Plant roots harbor a large diversity of microorganisms that have an essential role in ecosystem functioning. To better understand the level of intimacy of root-inhabiting microbes such as arbuscular mycorrhizal fungi and bacteria, we provided (13)CO(2) to plants at atmospheric concentration during a 5-h pulse. We expected microbes dependent on a carbon flux from their host plant to become rapidly labeled. We showed that a wide variety of microbes occurred in roots, mostly previously unknown. Strikingly, the greatest part of this unsuspected diversity corresponded to active primary consumers. We found 17 bacterial phylotypes co-occurring within roots of a single plant, including five potentially new phylotypes. Fourteen phylotypes were heavily labeled with the (13)C. Eight were phylogenetically close to Burkholderiales, which encompass known symbionts; the others were potentially new bacterial root symbionts. By analyzing unlabeled and (13)C-enriched RNAs, we demonstrated differential activity in C consumption among these root-inhabiting microbes. Arbuscular mycorrhizal fungal RNAs were heavily labeled, confirming the high carbon flux from the plant to the fungal compartment, but some of the fungi present appeared to be much more active than others. The results presented here reveal the possibility of uncharacterized root symbioses.

Fig. 1.

Isotopic signatures (δ ¹³C‰) of roots after ¹³CO₂ pulse labeling. Each dot represents a mean of four measures (i.e., not true replicates). Results of δ ¹³C‰ were obtained for T. repens (squares) and A. capillaris (circles) in experiment A and from A. stolonifera (diamonds) in experiment B. Fitted regression curves are shown.
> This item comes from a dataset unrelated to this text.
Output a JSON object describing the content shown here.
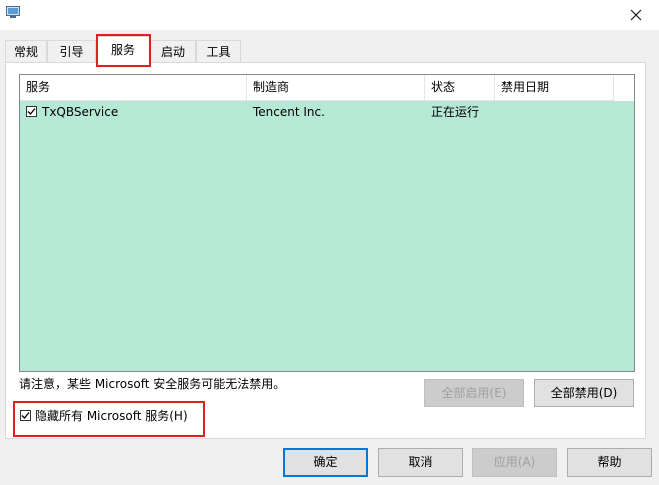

Natural values of δ ¹³C‰ (control before labeling) were −35 for T. repens roots, −28 for A. capillaris, and −30 for A. stolonifera.

Fig. 2.

RT-PCR products from each fraction collected from the CsTFA gradient. RNA extracts from T. repens were amplified by RT-PCR specific for AM fungi, using samples before (A0), immediately after (A1), and 5 h after (A2) the 5-h ¹³CO₂ labeling period.

Fig. 3.

Phylogenetic affinities of SSU rRNA representing Glomeromycota (AM fungi). Sequences amplified from T. repens, A. capillaris, and A. stolonifera roots are represented, along with representatives of the relevant known groups. The outgroup is a putative choanoflagellate Corallochytrium limacisporum (L42528). The tree was computed by NJ. (Scale bar: 0.1 substitutions per site.) The data were additionally analyzed by using MP and ML. Branches in bold were congruent among the three phylogenetic reconstructions (at least two bootstrap values of >70%). Bootstrap values of >50% are indicated at the nodes (NJ/MP/ML estimated from 1,000/500/100 iterations, respectively). Phylotypes are presented as colored triangles proportional to the number of clones found and their phylogenetic depth: black, DNA fraction; yellow, heavy RNA fraction; blue, light RNA fraction; green, sequences found in both RNA fractions. A, experiment A; B, experiment B.

Fig. 4.

Phylogenetic affinities of bacterial SSU rRNA sequences and statistical analyses of sampling effort. (A) Tree derived by ML analysis of all 151 bacterial sequences amplified from A. stolonifera roots, with representatives of major bacterial groups and the highest BLAST hit of each phylotype. The outgroup is an uncultured crenarchaeote (AJ347774). Branches in bold were congruent among MP, ML, and NJ phylogenetic reconstructions (at least two bootstrap values of >70%). Bootstrap values of >50% are indicated at the nodes (NJ/MP/ML estimated from 1,000/500/100 iterations, respectively). (Scale bar: 0.1 substitutions per site.) Phylotypes are presented as colored triangles proportional to the number of clones found and their phylogenetic depth: yellow, heavy RNA fraction; blue, light RNA fraction; green, sequences found in both RNA fractions. Asterisks indicate phylotypes in which all sequences have >97% identity. (B) Estimates of bacterial community diversity as a function of sampling effort for A. stolonifera root samples. Rarefaction curves are computed from 100 replicates of bootstrap (blue), and the expected richness function (red) is the number of phylotypes estimated (random sampling without replacement) from the sequences analyzed for heavy SSU RNA (i.e., ¹³C-labeled). (C) Estimates of bacterial community diversity for light SSU RNA.